Evidently, those sources are incorrect; see previous question. On the other hand, your intuition is evidently correct; all available power should be recycled.
Why is dark port detection preferred when shot noise scales with 1/(Laser Power)?
Excellent question. You've almost answered this yourself, because you wrote that it scales according to the "Laser Power". While I suspect that you meant to suggest that it scales with the power of the light actually hitting the photodetector, it turns out that it actually does scale with the laser power input right into the front of LIGO, so dark or bright output doesn't matter (at least approximately).
It's true that the shot noise in the amount of light arriving at the photodetector scales with the power in the "local oscillator" (which is the amount of light that's allowed to exit the "dark port" because the Michelson is only held close to a dark fringe, rather than precisely on it).

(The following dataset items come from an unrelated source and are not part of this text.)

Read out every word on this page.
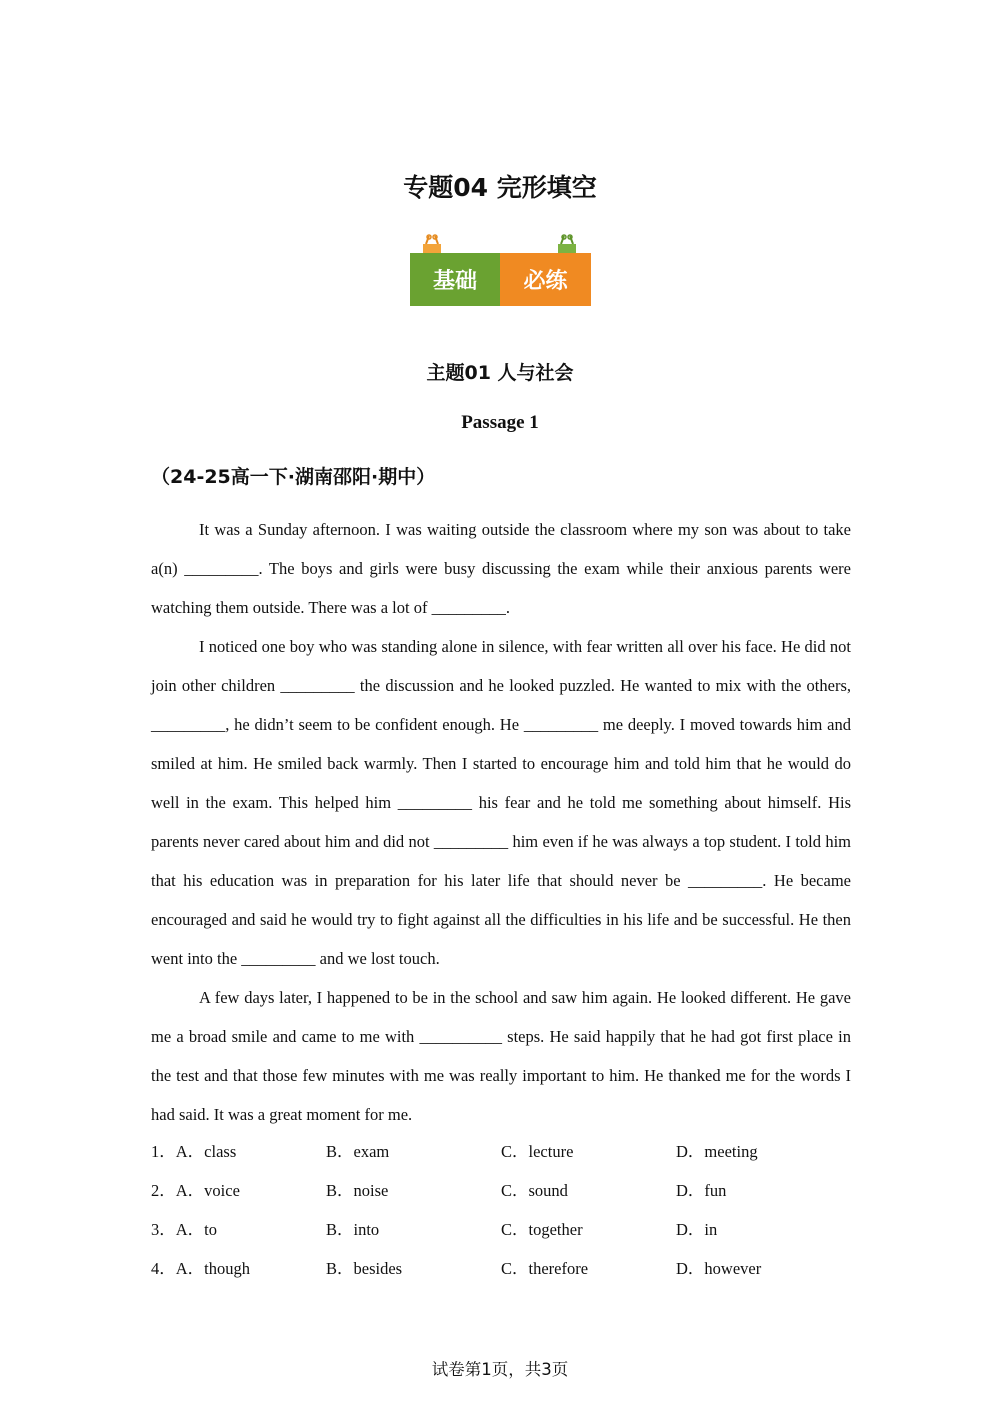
专题04 完形填空
基础	必练
主题01 人与社会
Passage 1
（24-25高一下·湖南邵阳·期中）

It was a Sunday afternoon. I was waiting outside the classroom where my son was about to take a(n) _________. The boys and girls were busy discussing the exam while their anxious parents were watching them outside. There was a lot of _________.

I noticed one boy who was standing alone in silence, with fear written all over his face. He did not join other children _________ the discussion and he looked puzzled. He wanted to mix with the others, _________, he didn’t seem to be confident enough. He _________ me deeply. I moved towards him and smiled at him. He smiled back warmly. Then I started to encourage him and told him that he would do well in the exam. This helped him _________ his fear and he told me something about himself. His parents never cared about him and did not _________ him even if he was always a top student. I told him that his education was in preparation for his later life that should never be _________. He became encouraged and said he would try to fight against all the difficulties in his life and be successful. He then went into the _________ and we lost touch.

A few days later, I happened to be in the school and saw him again. He looked different. He gave me a broad smile and came to me with __________ steps. He said happily that he had got first place in the test and that those few minutes with me was really important to him. He thanked me for the words I had said. It was a great moment for me.

1．A．class	B．exam	C．lecture	D．meeting
2．A．voice	B．noise	C．sound	D．fun
3．A．to	B．into	C．together	D．in
4．A．though	B．besides	C．therefore	D．however
试卷第1页，共3页
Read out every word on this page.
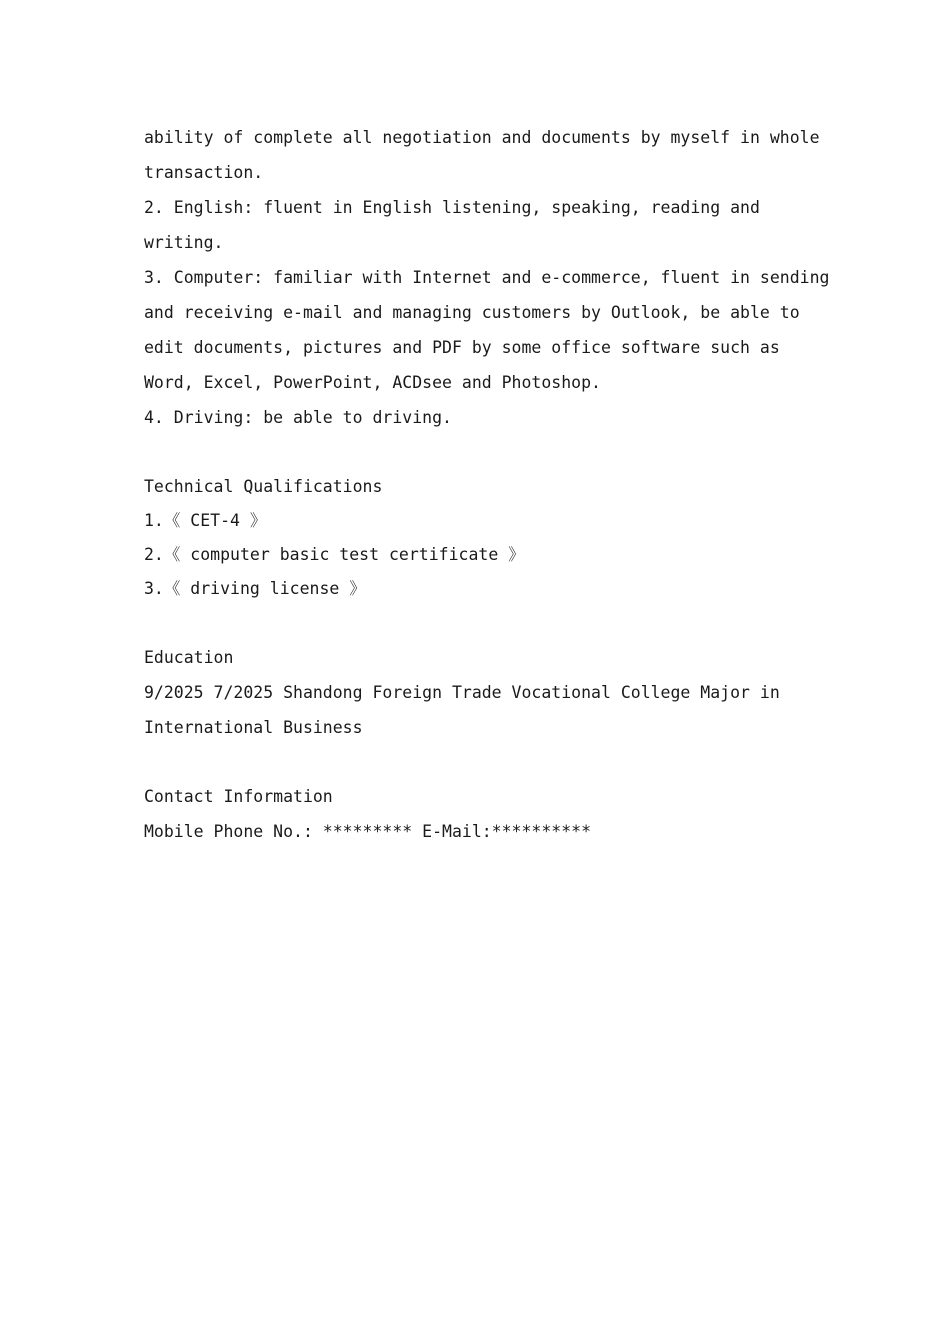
ability of complete all negotiation and documents by myself in whole
transaction.
2. English: fluent in English listening, speaking, reading and
writing.
3. Computer: familiar with Internet and e-commerce, fluent in sending
and receiving e-mail and managing customers by Outlook, be able to
edit documents, pictures and PDF by some office software such as
Word, Excel, PowerPoint, ACDsee and Photoshop.
4. Driving: be able to driving.
Technical Qualifications
1.《 CET-4 》
2.《 computer basic test certificate 》
3.《 driving license 》
Education
9/2025 7/2025 Shandong Foreign Trade Vocational College Major in
International Business
Contact Information
Mobile Phone No.: ********* E-Mail:**********
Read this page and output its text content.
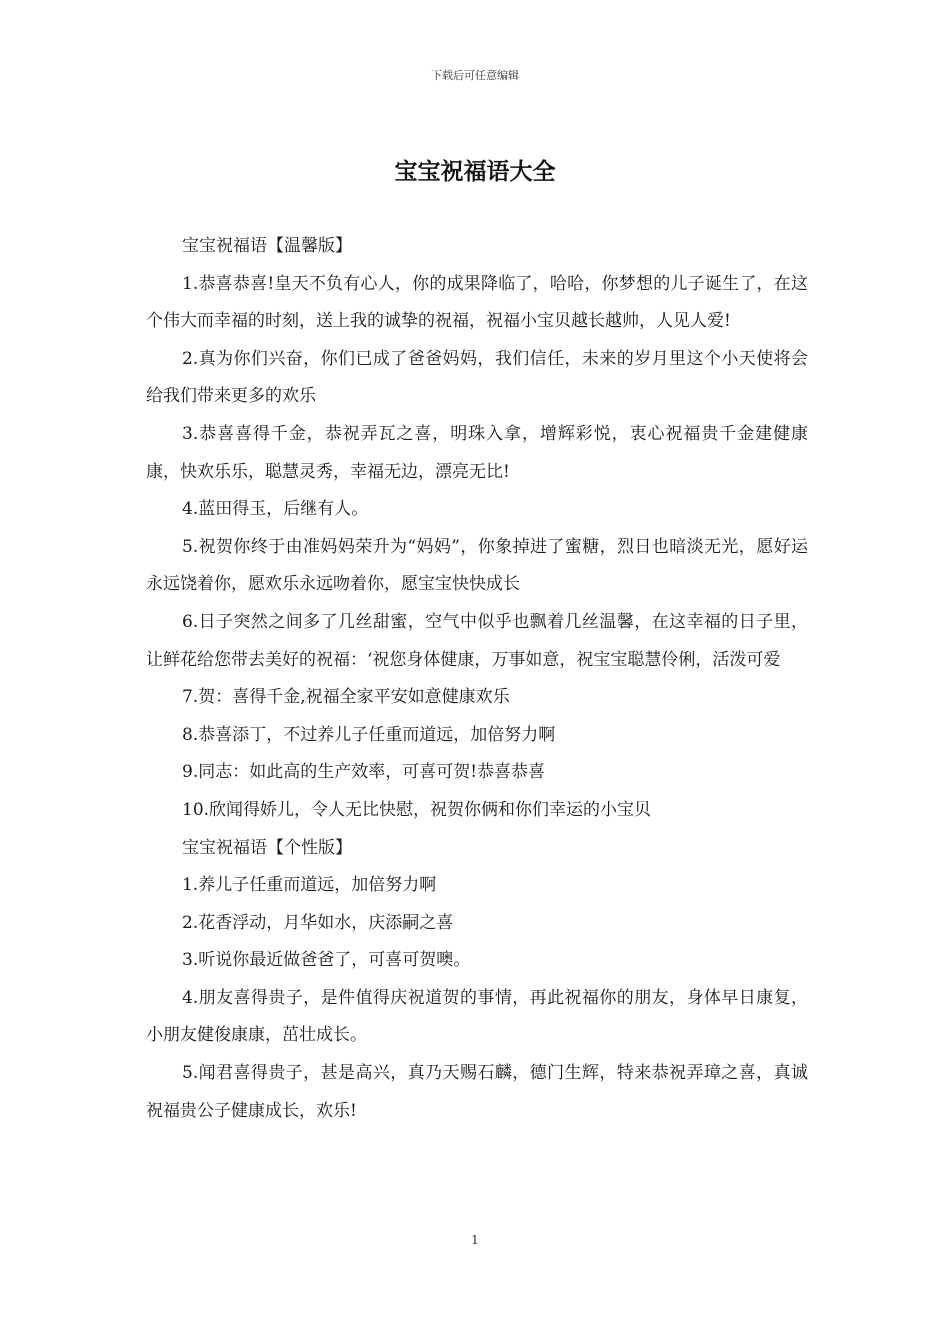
下载后可任意编辑
宝宝祝福语大全

宝宝祝福语【温馨版】

1.恭喜恭喜!皇天不负有心人，你的成果降临了，哈哈，你梦想的儿子诞生了，在这个伟大而幸福的时刻，送上我的诚挚的祝福，祝福小宝贝越长越帅，人见人爱!

2.真为你们兴奋，你们已成了爸爸妈妈，我们信任，未来的岁月里这个小天使将会给我们带来更多的欢乐

3.恭喜喜得千金，恭祝弄瓦之喜，明珠入拿，增辉彩悦，衷心祝福贵千金建健康康，快欢乐乐，聪慧灵秀，幸福无边，漂亮无比!

4.蓝田得玉，后继有人。

5.祝贺你终于由准妈妈荣升为“妈妈”，你象掉进了蜜糖，烈日也暗淡无光，愿好运永远饶着你，愿欢乐永远吻着你，愿宝宝快快成长

6.日子突然之间多了几丝甜蜜，空气中似乎也飘着几丝温馨，在这幸福的日子里，让鲜花给您带去美好的祝福：‘祝您身体健康，万事如意，祝宝宝聪慧伶俐，活泼可爱

7.贺：喜得千金,祝福全家平安如意健康欢乐

8.恭喜添丁，不过养儿子任重而道远，加倍努力啊

9.同志：如此高的生产效率，可喜可贺!恭喜恭喜

10.欣闻得娇儿，令人无比快慰，祝贺你俩和你们幸运的小宝贝

宝宝祝福语【个性版】

1.养儿子任重而道远，加倍努力啊

2.花香浮动，月华如水，庆添嗣之喜

3.听说你最近做爸爸了，可喜可贺噢。

4.朋友喜得贵子，是件值得庆祝道贺的事情，再此祝福你的朋友，身体早日康复，小朋友健俊康康，茁壮成长。

5.闻君喜得贵子，甚是高兴，真乃天赐石麟，德门生辉，特来恭祝弄璋之喜，真诚祝福贵公子健康成长，欢乐!

1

Specifically, the noise on the photodetector scales as
\begin{equation}
N_{\text{pd}} \propto \sqrt{P_{\text{local oscillator}}}.
\end{equation}
However, the quantity we actually care about is the noise in the strain that we deduce from that light, and to calculate this, there is a transfer function that has its own scaling that changes things. This is a little simplified, but basically, if $P_{\mathrm{pd}}$ is the optical power on the photodetector, and strain is $h$, then they are related by
\begin{equation}
h = \frac{P_{\mathrm{pd}}} {C},
\end{equation}
where $C$ is this transfer function that relates the optical power to the strain that actually affects the interferometer. The derivation is not obvious (I think I've seen it, but I can't remember it, and I actually don't know of a reference for it), but it turns out that we have
\begin{equation}
C \propto \sqrt{P_{\text{laser power}}\, P_{\text{local oscillator}}}.
\end{equation}
Therefore, we get the strain noise going like
\begin{equation}
N_h = \frac{N_{\text{pd}}} {C} \propto \sqrt{\frac{P_{\text{local oscillator}}} {P_{\text{laser power}}\, P_{\text{local oscillator}}}}
= 1/\sqrt{P_{\text{laser power}}}.
\end{equation}
So the amount of light actually being let out of the detector scales out of the result, and only the input power matters. Of course, there are additional factors that can help. For example, the laser power should actually be multiplied by the gain of the power-recycling cavity (which is ~38), and $N_h$ should also be divided by the gain from build up in the Fabry-Pérots (~270). But in terms of scaling, the amount of power they choose to allow out of the "dark" port doesn't affect the result; it's all about the power they pump into the instrument. These details are covered (though not really explained in depth) in this paper.
What is done to prevent the active stabilization techniques from cancelling out a "real" GW-signal?
The two main ideas are to ensure that the stabilization forces only occur at frequencies outside of the sensitive detection range as much as possible, and to apply those forces to degrees of freedom other than the crucial differential arm length. So basically, as much as possible, there is no control system affecting the differential arm length at frequencies between $10\,\mathrm{Hz}$ and many thousands of Hz. There are apparently some unavoidable cross couplings from the Michelson and signal-recycling degrees of freedom, but because those couplings are known and the error signals from the other control loops are known, their effects can be subtracted from the differential arm length using feedforward filters. This paper has some more detail and references.